Texto completo recomendado: http://www.culturabrasil.pro.br/desobedienciacivil.htm

Última atualização: 08/03/2006


Finalidade

Como todo brasileiro, trabalho e pago inúmeros tributos ao Estado (Governos Municipal, Estadual e Federal). Em contrapartida, de acordo com a Constituição Federal, o Estado tem a obrigação de prover Saúde, Educação, Transporte e Segurança para todos os seus cidadãos. Tenho notado, há muito tempo, que o Estado não tem cumprido com as suas obrigações básicas, porém os tributos para estes serviços básicos e ineficientes têm aumentado em valor e em número.

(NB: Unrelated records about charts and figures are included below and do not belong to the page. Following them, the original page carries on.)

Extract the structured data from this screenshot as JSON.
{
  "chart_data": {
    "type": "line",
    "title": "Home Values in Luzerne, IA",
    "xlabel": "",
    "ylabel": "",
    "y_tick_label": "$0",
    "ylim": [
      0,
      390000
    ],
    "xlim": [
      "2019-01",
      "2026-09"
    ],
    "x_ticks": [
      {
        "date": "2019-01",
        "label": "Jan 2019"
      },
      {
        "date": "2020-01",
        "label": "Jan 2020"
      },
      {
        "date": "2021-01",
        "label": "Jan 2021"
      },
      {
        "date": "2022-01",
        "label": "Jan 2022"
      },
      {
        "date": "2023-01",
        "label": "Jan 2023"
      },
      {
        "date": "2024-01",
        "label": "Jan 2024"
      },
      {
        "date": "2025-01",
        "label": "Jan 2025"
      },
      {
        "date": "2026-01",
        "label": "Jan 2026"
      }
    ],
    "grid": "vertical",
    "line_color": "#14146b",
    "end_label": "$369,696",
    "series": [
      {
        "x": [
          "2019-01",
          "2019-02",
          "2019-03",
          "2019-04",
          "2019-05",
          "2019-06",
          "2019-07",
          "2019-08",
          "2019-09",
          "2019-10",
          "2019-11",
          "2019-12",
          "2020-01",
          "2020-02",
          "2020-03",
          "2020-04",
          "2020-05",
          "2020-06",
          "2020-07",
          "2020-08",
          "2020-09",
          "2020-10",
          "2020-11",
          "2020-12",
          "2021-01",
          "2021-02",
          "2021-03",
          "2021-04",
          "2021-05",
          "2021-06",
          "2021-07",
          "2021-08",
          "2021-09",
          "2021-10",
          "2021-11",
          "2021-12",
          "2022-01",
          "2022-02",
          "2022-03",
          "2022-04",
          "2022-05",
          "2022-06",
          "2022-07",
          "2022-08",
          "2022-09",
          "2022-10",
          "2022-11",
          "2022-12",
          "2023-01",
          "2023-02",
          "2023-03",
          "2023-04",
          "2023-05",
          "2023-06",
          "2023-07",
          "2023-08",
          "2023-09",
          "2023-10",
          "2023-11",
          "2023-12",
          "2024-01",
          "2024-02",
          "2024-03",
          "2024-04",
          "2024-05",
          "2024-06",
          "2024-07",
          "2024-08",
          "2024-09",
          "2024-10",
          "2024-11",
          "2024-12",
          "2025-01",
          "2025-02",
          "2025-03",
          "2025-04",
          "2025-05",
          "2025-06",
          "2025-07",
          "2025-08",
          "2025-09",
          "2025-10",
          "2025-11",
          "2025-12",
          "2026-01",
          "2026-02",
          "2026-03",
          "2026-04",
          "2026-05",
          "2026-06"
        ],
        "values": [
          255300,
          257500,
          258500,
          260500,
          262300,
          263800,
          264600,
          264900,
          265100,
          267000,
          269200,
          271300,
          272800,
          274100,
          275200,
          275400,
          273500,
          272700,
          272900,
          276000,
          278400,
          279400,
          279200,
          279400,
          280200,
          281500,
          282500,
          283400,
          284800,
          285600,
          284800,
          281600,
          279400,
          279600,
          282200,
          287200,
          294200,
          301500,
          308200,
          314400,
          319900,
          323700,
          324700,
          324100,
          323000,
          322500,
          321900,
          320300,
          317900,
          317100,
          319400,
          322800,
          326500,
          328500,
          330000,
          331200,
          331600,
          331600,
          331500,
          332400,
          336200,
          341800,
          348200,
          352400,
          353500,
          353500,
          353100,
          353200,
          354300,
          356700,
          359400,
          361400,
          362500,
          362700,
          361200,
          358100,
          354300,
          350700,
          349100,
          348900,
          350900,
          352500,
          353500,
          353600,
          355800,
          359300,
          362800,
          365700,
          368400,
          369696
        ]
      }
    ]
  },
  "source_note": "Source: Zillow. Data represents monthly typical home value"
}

Esta ausência do Estado me obriga a garantir, às minhas custas, a Saúde (através de um plano privado de saúde), a Educação (escolas particulares para meus filhos), o Transporte (condução própria) e a Segurança (contratação de empresas de segurança e vigilância) para mim e minha família. Ou seja, pago uma vez na forma de tributos compulsórios e outra vez na forma do faça-você-mesmo. É a típica liquidação (entenda-se aniquilação) da classe média: Pague dois e leve um.

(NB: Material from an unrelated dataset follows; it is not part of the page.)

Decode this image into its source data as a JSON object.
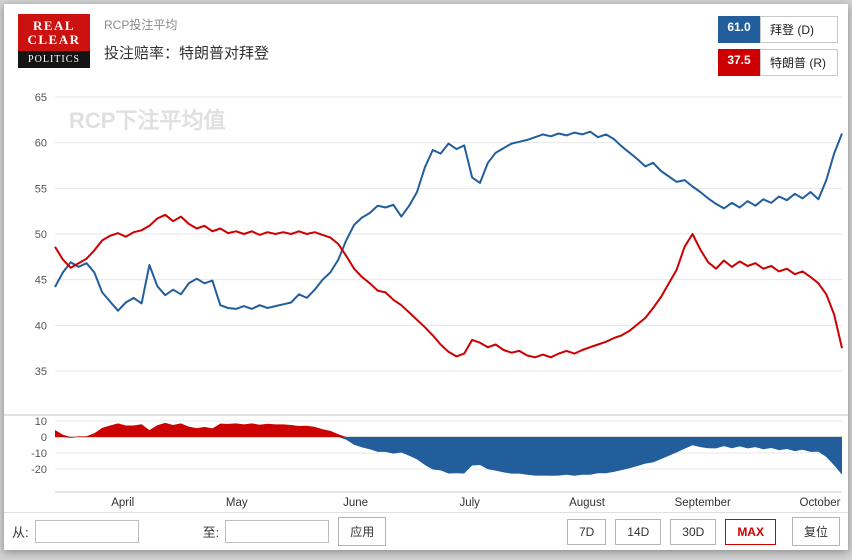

Uma forma de protestar contra esta incompetência do Estado é exigir os seus diretos, pois deveres para com ele são muitos. Para exigirmos direitos, e recorrermos à Justiça para obtê-los, necessitamos de informações. As diversas inconstitucionalidades perpetradas pelo Estado contra o cidadão precisam ser divulgadas e combatidas. A Desobediência Civil é o que me propus a fazer, ao divulgar às pessoas os seus direitos, e exigi-los da melhor forma, ou através da Justiça ou através de ações coletivas.

Muitas informações foram extraídas do site do CREMESP, que mantenho ativo e atualizado com artigos de inúmeras fontes, com abordagens sobre assuntos mais amplos e diversos. Espero que sejam informações úteis para construir uma sociedade mais justa e honesta para com seus cidadãos.